On ne le répétera jamais assez. L'inventeur de la bande dessinée est suisse. Le Genevois Rodolphe Töpffer (1799-1846), fils de peintre, est l'auteur des premiers récits illustrés et textés qu'il appelle "littérature en estampes". Comme son père, cet érudit veut devenir peintre. Une maladie des yeux l'en empêche. Il se consacre donc au dessin. Toujours. Partout. Il est prolifique.
Il édite lui-même ses premières histoires qu'il distribue de librairie en librairie. Des bouquins imprimés à l'horizontale, dits "à l'Italienne" comme "L'histoire de M. Jabot" (première édition publiée en 1833). Le succès est fulgurant. A peine les premiers exemplaires arrivés à Paris qu'apparaissent déjà les premières contrefaçons. Le modèle narratif "töpfferrien" et son procédé d'impression exclusif se propagent. Gustave Doré s'y essaie. La bande dessinée est née.
De son vivant, Rodolphe Töpffer est conscient de son invention. Il sait que son langage va être utilisé par d'autres. Et c'est le cas!
A la fin du XIXe siècle, de nombreux dessinateurs marchent dans les pas du pionnier, dont quelques Suisses. La plupart publient des planches dans des revues satiriques, principalement à Paris. Mais de cette époque jusqu'à l'après-guerre, la scène suisse reste modeste.
Derib et Cosey
Il faut attendre jusqu'à la fin des années 1960 pour qu'un nouveau nom émerge: Derib. La bande dessinée est alors principalement consommée dans les magazines jeunesse que sont les journaux de Tintin ou de Spirou. C'est d'ailleurs dans ce dernier que le dessinateur de Yakari signe ses premières histoires en 1967, alors qu'il apprend le métier depuis longtemps déjà dans les studios Peyo à Bruxelles, notamment en dessinant des Schtroumpfs.
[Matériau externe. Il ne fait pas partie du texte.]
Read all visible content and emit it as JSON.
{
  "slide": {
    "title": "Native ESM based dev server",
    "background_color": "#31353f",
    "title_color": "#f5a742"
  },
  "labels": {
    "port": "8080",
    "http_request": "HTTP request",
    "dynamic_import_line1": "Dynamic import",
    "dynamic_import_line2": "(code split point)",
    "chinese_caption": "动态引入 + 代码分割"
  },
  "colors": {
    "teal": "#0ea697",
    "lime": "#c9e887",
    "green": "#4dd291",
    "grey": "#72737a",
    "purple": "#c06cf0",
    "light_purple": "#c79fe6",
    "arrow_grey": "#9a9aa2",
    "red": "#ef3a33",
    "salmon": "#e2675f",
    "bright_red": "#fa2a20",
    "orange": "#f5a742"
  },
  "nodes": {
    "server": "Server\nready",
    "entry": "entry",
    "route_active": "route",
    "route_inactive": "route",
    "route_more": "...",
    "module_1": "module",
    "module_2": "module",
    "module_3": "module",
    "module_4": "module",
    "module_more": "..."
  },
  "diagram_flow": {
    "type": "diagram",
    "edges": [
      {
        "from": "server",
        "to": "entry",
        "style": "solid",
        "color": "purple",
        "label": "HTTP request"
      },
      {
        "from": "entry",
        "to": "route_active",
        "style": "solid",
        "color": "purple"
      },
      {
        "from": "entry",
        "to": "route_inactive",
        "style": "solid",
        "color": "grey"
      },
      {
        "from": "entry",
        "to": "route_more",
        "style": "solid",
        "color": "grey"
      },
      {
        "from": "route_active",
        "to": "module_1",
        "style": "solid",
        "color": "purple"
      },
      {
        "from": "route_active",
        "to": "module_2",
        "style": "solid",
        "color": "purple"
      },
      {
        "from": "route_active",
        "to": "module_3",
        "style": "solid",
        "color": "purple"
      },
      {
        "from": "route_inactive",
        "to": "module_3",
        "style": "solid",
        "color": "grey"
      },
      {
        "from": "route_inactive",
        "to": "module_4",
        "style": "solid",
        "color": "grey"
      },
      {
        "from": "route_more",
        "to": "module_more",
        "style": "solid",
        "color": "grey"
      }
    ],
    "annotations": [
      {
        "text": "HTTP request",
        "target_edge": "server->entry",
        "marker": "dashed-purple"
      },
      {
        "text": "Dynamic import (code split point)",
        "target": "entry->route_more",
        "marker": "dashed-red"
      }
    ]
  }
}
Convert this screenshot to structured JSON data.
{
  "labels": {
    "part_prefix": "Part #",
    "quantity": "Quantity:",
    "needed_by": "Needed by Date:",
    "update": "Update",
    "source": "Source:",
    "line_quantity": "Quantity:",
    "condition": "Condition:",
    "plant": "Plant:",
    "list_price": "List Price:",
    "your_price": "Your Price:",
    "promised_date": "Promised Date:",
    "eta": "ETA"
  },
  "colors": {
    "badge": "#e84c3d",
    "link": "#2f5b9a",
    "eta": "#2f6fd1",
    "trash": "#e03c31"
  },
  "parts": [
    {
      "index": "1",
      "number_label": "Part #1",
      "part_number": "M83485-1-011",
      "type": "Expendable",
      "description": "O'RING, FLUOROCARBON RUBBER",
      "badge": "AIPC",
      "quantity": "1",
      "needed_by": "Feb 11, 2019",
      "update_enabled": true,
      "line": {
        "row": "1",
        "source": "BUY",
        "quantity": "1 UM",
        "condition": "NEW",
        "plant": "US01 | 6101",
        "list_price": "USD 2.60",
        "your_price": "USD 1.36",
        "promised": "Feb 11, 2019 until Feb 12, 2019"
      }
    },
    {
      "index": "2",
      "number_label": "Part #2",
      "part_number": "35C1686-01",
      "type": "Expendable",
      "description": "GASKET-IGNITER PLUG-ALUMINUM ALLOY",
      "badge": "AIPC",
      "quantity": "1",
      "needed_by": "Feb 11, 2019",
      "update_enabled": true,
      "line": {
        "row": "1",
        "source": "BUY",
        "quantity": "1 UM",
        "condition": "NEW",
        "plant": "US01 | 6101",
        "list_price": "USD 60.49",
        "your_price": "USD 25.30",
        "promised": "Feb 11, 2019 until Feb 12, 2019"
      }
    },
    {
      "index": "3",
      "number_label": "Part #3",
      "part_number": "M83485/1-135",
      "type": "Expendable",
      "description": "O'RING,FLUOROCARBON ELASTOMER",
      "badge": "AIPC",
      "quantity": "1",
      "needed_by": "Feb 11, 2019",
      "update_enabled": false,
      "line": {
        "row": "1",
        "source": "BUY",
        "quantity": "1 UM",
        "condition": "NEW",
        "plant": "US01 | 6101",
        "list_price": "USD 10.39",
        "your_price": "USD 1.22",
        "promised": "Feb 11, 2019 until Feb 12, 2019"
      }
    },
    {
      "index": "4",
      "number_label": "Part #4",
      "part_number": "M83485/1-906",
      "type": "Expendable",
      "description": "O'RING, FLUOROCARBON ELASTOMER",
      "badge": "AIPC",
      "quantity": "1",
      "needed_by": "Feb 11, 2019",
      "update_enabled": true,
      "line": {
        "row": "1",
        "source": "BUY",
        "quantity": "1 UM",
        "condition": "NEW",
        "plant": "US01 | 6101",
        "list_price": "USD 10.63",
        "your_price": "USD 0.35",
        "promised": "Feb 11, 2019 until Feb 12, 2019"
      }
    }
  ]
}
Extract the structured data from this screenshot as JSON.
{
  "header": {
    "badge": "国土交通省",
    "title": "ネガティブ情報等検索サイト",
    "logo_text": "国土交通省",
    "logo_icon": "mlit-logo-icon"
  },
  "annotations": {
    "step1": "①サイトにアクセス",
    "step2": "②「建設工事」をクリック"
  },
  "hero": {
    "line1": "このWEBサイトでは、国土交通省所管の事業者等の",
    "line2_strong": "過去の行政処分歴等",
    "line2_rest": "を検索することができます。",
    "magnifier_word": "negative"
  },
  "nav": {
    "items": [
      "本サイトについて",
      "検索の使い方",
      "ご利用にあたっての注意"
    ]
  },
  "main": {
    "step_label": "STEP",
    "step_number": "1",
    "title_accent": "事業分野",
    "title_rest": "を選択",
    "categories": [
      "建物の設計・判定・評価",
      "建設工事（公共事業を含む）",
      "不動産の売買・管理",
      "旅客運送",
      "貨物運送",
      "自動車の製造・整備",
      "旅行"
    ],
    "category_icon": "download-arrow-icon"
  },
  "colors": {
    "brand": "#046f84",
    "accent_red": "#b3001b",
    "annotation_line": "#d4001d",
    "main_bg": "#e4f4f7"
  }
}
Alors que la BD connaît son premier âge d'or, Derib est son seul représentant suisse. En 1970, il rencontre Cosey et le forme. Il le pousse rapidement à créer sa propre histoire. Le personnage de Jonathan naît cinq ans plus tard, dans les pages du journal de Tintin. Le succès est immédiat. Le 7e tome des aventures du baroudeur amnésique est récompensé par le prix du meilleur album au festival d’Angoulême.
En 2017, trente-cinq ans plus tard, Cosey y reçoit la récompense suprême pour un auteur de BD, le Grand Prix.